1 1/2 lbs Dulce de Atado (Panela Piloncillo)
4 cups water
Small cinnamon stick
6 large eggs
1 cup milk
⅛ teaspoon salt
6 slices of egg bread (cut off a loaf, each slice 1-inch-thick)
1 cup vegetable oil
In a medium saucepan over a high flame, combine the dulce de panela (piloncillo), water, and cinnamon. Bring to a boil, and then reduce heat to medium. Cook uncovered, stirring frequently, for about 1 hour. The syrup is ready when the liquid has been reduced by half. Set aside.
When ready to cook the torrejas, break the eggs into a mixing bowl, add the milk and salt, and combine with a whisk or fork. Dip the slices of bread into this batter, taking care not to let any slice soak for too long before frying.
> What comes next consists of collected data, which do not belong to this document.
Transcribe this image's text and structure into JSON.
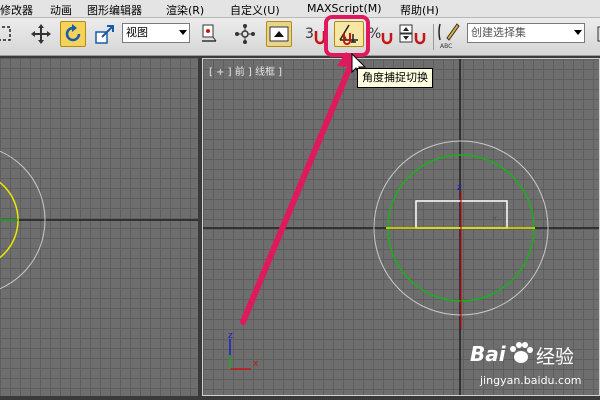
{
  "menu": {
    "items": [
      "修改器",
      "动画",
      "图形编辑器",
      "渲染(R)",
      "自定义(U)",
      "MAXScript(M)",
      "帮助(H)"
    ]
  },
  "toolbar": {
    "view_dropdown": "视图",
    "selection_set_dropdown": "创建选择集",
    "snap_label": "3",
    "percent_label": "%",
    "abc_label": "ABC"
  },
  "tooltip": {
    "text": "角度捕捉切换"
  },
  "viewports": {
    "front_label": "[ + ] 前 ] 线框 ]",
    "axis_z": "z",
    "axis_x": "x"
  },
  "watermark": {
    "brand_left": "Bai",
    "brand_right": "经验",
    "url": "jingyan.baidu.com"
  },
  "colors": {
    "highlight": "#e0195e",
    "active_button": "#f4d35a",
    "circle_green": "#19b019",
    "axis_yellow": "#e8e800",
    "axis_red": "#c81414"
  }
}
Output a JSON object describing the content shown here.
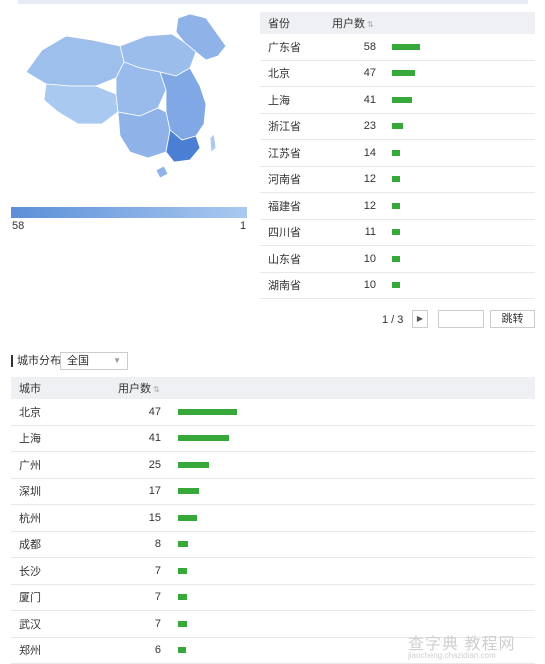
{
  "map": {
    "legend_min": "58",
    "legend_max": "1"
  },
  "province_table": {
    "headers": {
      "name": "省份",
      "count": "用户数"
    },
    "max": 58,
    "rows": [
      {
        "name": "广东省",
        "count": 58
      },
      {
        "name": "北京",
        "count": 47
      },
      {
        "name": "上海",
        "count": 41
      },
      {
        "name": "浙江省",
        "count": 23
      },
      {
        "name": "江苏省",
        "count": 14
      },
      {
        "name": "河南省",
        "count": 12
      },
      {
        "name": "福建省",
        "count": 12
      },
      {
        "name": "四川省",
        "count": 11
      },
      {
        "name": "山东省",
        "count": 10
      },
      {
        "name": "湖南省",
        "count": 10
      }
    ]
  },
  "pager": {
    "info": "1 / 3",
    "jump_label": "跳转"
  },
  "city_section": {
    "label": "城市分布",
    "select_value": "全国"
  },
  "city_table": {
    "headers": {
      "name": "城市",
      "count": "用户数"
    },
    "max": 47,
    "rows": [
      {
        "name": "北京",
        "count": 47
      },
      {
        "name": "上海",
        "count": 41
      },
      {
        "name": "广州",
        "count": 25
      },
      {
        "name": "深圳",
        "count": 17
      },
      {
        "name": "杭州",
        "count": 15
      },
      {
        "name": "成都",
        "count": 8
      },
      {
        "name": "长沙",
        "count": 7
      },
      {
        "name": "厦门",
        "count": 7
      },
      {
        "name": "武汉",
        "count": 7
      },
      {
        "name": "郑州",
        "count": 6
      }
    ]
  },
  "watermark": {
    "main": "查字典 教程网",
    "sub": "jiaocheng.chazidian.com"
  },
  "colors": {
    "bar": "#36a93a",
    "map_dark": "#5b8fd8",
    "map_light": "#a9c9f0"
  }
}
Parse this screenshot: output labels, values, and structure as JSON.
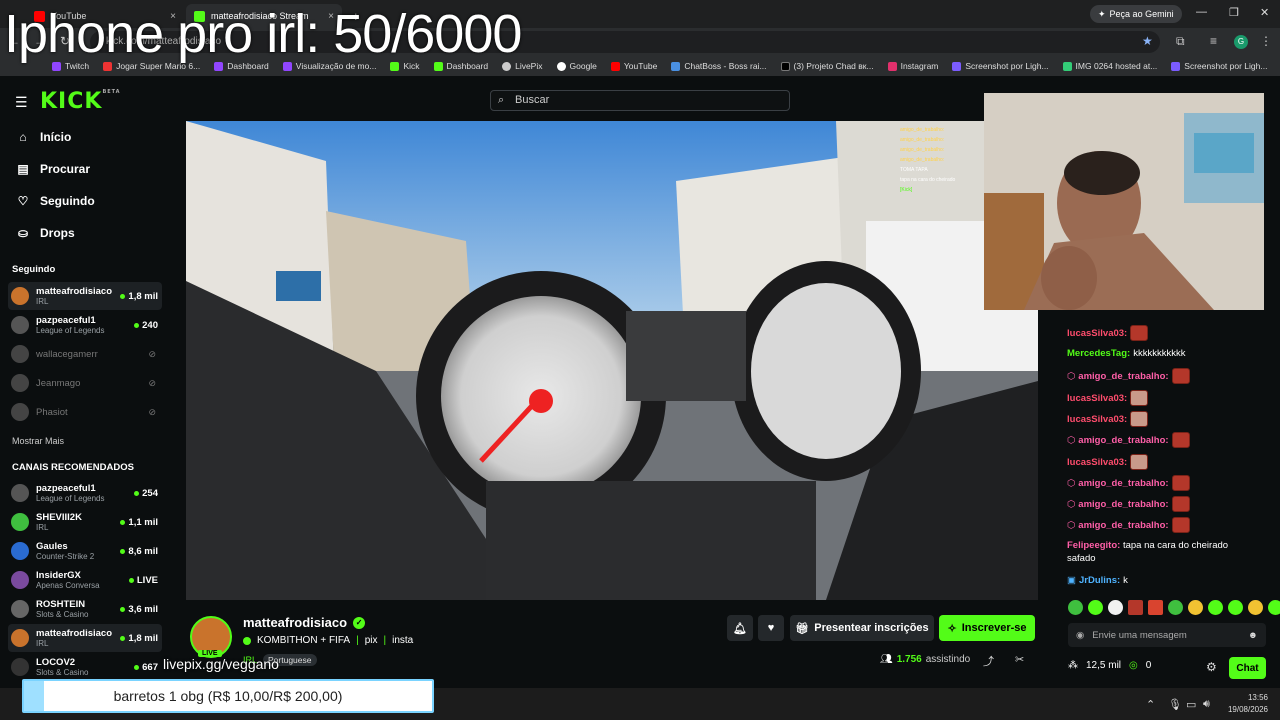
{
  "overlay": {
    "title": "Iphone pro irl: 50/6000"
  },
  "browser": {
    "tabs": [
      {
        "label": "YouTube",
        "close": "×"
      },
      {
        "label": "matteafrodisiaco Stream",
        "close": "×"
      }
    ],
    "new_tab": "+",
    "gemini_label": "Peça ao Gemini",
    "url": "kick.com/matteafrodisiaco",
    "profile_initial": "G",
    "bookmarks": [
      "Twitch",
      "Jogar Super Mario 6...",
      "Dashboard",
      "Visualização de mo...",
      "Kick",
      "Dashboard",
      "LivePix",
      "Google",
      "YouTube",
      "ChatBoss - Boss rai...",
      "(3) Projeto Chad вк...",
      "Instagram",
      "Screenshot por Ligh...",
      "IMG 0264 hosted at...",
      "Screenshot por Ligh..."
    ]
  },
  "kick": {
    "logo": "KICK",
    "logo_beta": "BETA",
    "search_placeholder": "Buscar"
  },
  "sidebar": {
    "nav": [
      {
        "label": "Início",
        "icon": "home-icon"
      },
      {
        "label": "Procurar",
        "icon": "browse-icon"
      },
      {
        "label": "Seguindo",
        "icon": "heart-icon"
      },
      {
        "label": "Drops",
        "icon": "drops-icon"
      }
    ],
    "following_title": "Seguindo",
    "following": [
      {
        "name": "matteafrodisiaco",
        "category": "IRL",
        "viewers": "1,8 mil",
        "live": true
      },
      {
        "name": "pazpeaceful1",
        "category": "League of Legends",
        "viewers": "240",
        "live": true
      },
      {
        "name": "wallacegamerr",
        "category": "",
        "viewers": "",
        "live": false
      },
      {
        "name": "Jeanmago",
        "category": "",
        "viewers": "",
        "live": false
      },
      {
        "name": "Phasiot",
        "category": "",
        "viewers": "",
        "live": false
      }
    ],
    "show_more": "Mostrar Mais",
    "recommended_title": "CANAIS RECOMENDADOS",
    "recommended": [
      {
        "name": "pazpeaceful1",
        "category": "League of Legends",
        "viewers": "254"
      },
      {
        "name": "SHEVIII2K",
        "category": "IRL",
        "viewers": "1,1 mil"
      },
      {
        "name": "Gaules",
        "category": "Counter-Strike 2",
        "viewers": "8,6 mil"
      },
      {
        "name": "InsiderGX",
        "category": "Apenas Conversa",
        "viewers": "LIVE"
      },
      {
        "name": "ROSHTEIN",
        "category": "Slots & Casino",
        "viewers": "3,6 mil"
      },
      {
        "name": "matteafrodisiaco",
        "category": "IRL",
        "viewers": "1,8 mil"
      },
      {
        "name": "LOCOV2",
        "category": "Slots & Casino",
        "viewers": "667"
      }
    ]
  },
  "stream": {
    "channel": "matteafrodisiaco",
    "title_parts": [
      "KOMBITHON + FIFA",
      "pix",
      "insta"
    ],
    "category": "IRL",
    "language": "Portuguese",
    "live_badge": "LIVE",
    "viewers": "1.756",
    "viewers_label": "assistindo",
    "gift_label": "Presentear inscrições",
    "subscribe_label": "Inscrever-se"
  },
  "ingame_chat": [
    "amigo_de_trabalho:",
    "amigo_de_trabalho:",
    "amigo_de_trabalho:",
    "amigo_de_trabalho:",
    "TOMA TAPA",
    "tapa na cara do cheirado",
    "[Kick]"
  ],
  "chat": {
    "messages": [
      {
        "user": "lucasSilva03:",
        "text": "",
        "color": "#ff4d6d",
        "badge": false,
        "emote": true
      },
      {
        "user": "MercedesTag:",
        "text": "kkkkkkkkkkk",
        "color": "#53fc18",
        "badge": false,
        "emote": false
      },
      {
        "user": "amigo_de_trabalho:",
        "text": "",
        "color": "#ff5fa8",
        "badge": true,
        "emote": true
      },
      {
        "user": "lucasSilva03:",
        "text": "",
        "color": "#ff4d6d",
        "badge": false,
        "emote": true
      },
      {
        "user": "lucasSilva03:",
        "text": "",
        "color": "#ff4d6d",
        "badge": false,
        "emote": true
      },
      {
        "user": "amigo_de_trabalho:",
        "text": "",
        "color": "#ff5fa8",
        "badge": true,
        "emote": true
      },
      {
        "user": "lucasSilva03:",
        "text": "",
        "color": "#ff4d6d",
        "badge": false,
        "emote": true
      },
      {
        "user": "amigo_de_trabalho:",
        "text": "",
        "color": "#ff5fa8",
        "badge": true,
        "emote": true
      },
      {
        "user": "amigo_de_trabalho:",
        "text": "",
        "color": "#ff5fa8",
        "badge": true,
        "emote": true
      },
      {
        "user": "amigo_de_trabalho:",
        "text": "",
        "color": "#ff5fa8",
        "badge": true,
        "emote": true
      },
      {
        "user": "Felipeegito:",
        "text": "tapa na cara do cheirado",
        "text2": "safado",
        "color": "#ff5fa8",
        "badge": false,
        "emote": false
      },
      {
        "user": "JrDulins:",
        "text": "k",
        "color": "#4fb3ff",
        "badge": true,
        "emote": false
      }
    ],
    "input_placeholder": "Envie uma mensagem",
    "points": "12,5 mil",
    "other_points": "0",
    "send_label": "Chat"
  },
  "overlays": {
    "livepix": "livepix.gg/veggano",
    "donation": "barretos 1 obg (R$ 10,00/R$ 200,00)",
    "donation_progress": 0.05
  },
  "taskbar": {
    "time": "13:56",
    "date": "19/08/2026"
  },
  "colors": {
    "accent": "#53fc18",
    "bg": "#0b0e0f"
  }
}
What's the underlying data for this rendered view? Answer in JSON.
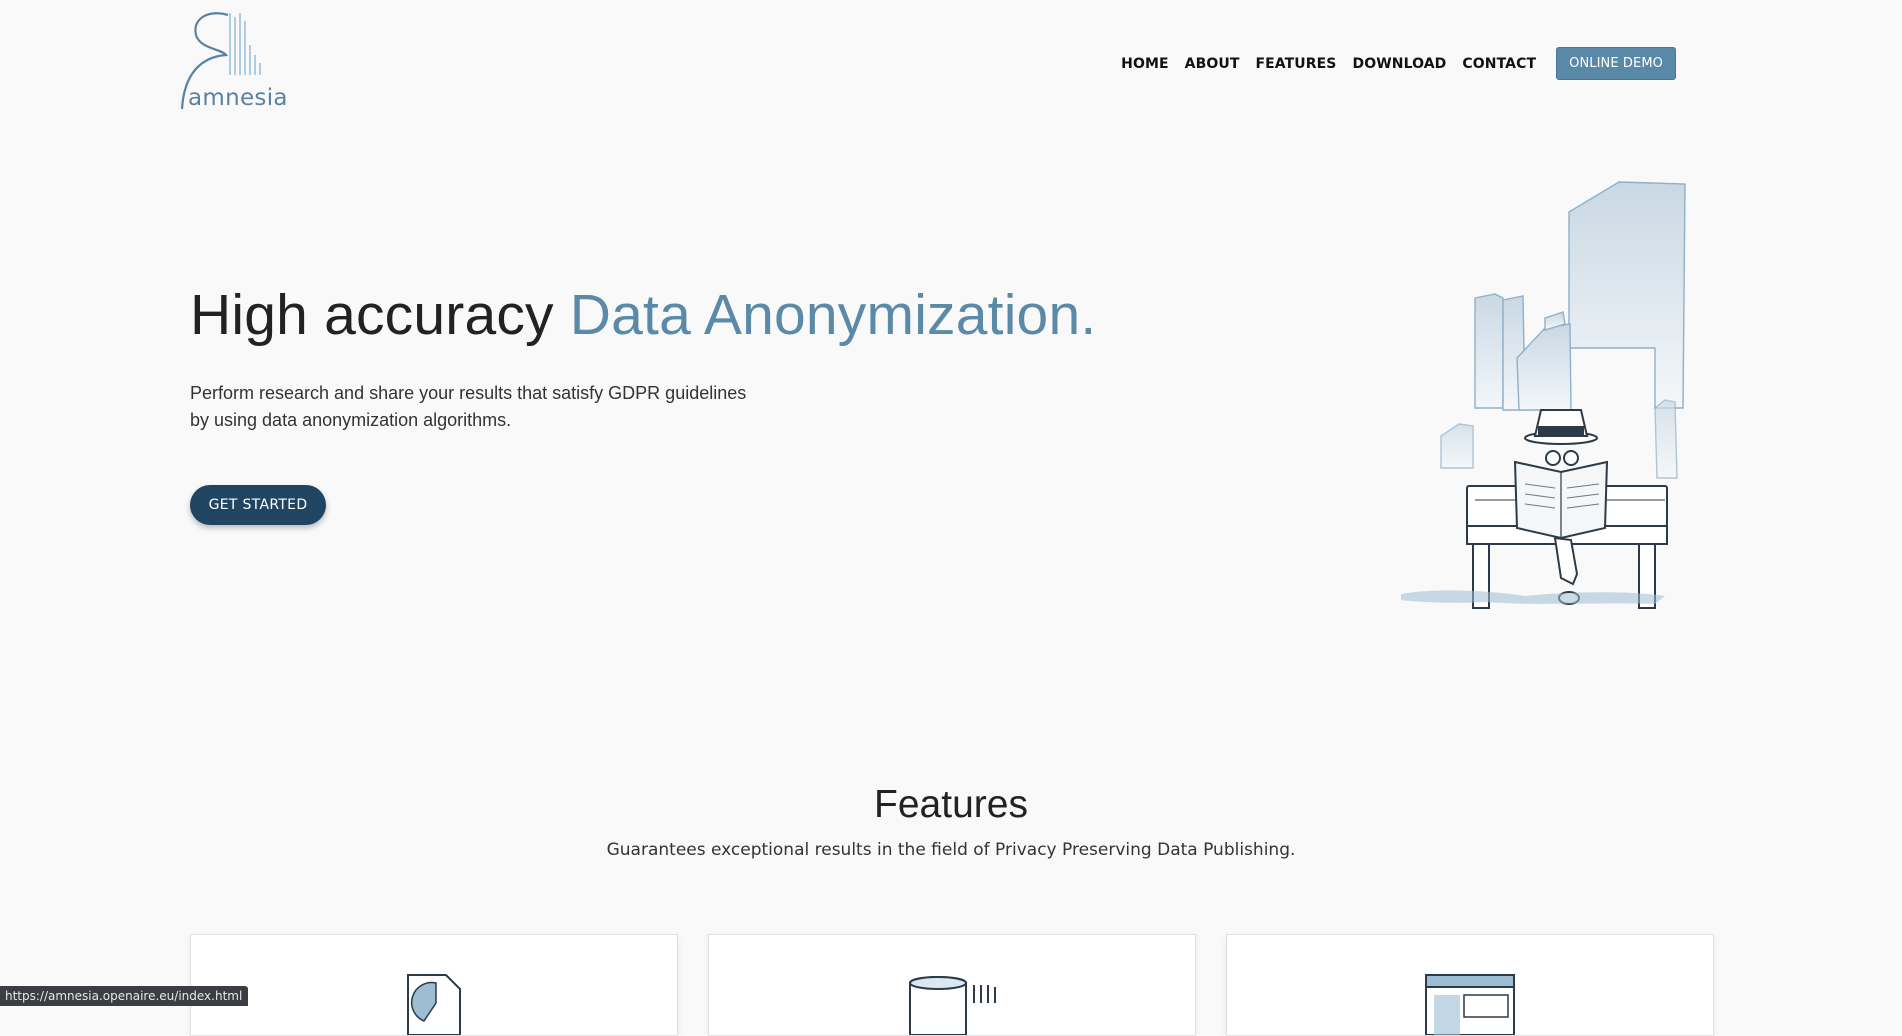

In a large deep skillet over a medium to high flame, heat the oil until very hot. Add the battered slices of bread, two at a time, and leave plenty of room for each slice to fry. Cook on both sides until golden, remove from the skillet, and place on a serving dish or tray. Pour the dulce de panela syrup on top of the torrejas and let them soak for about 24 hours, before serving at room temperature. Feliz Semana Santa!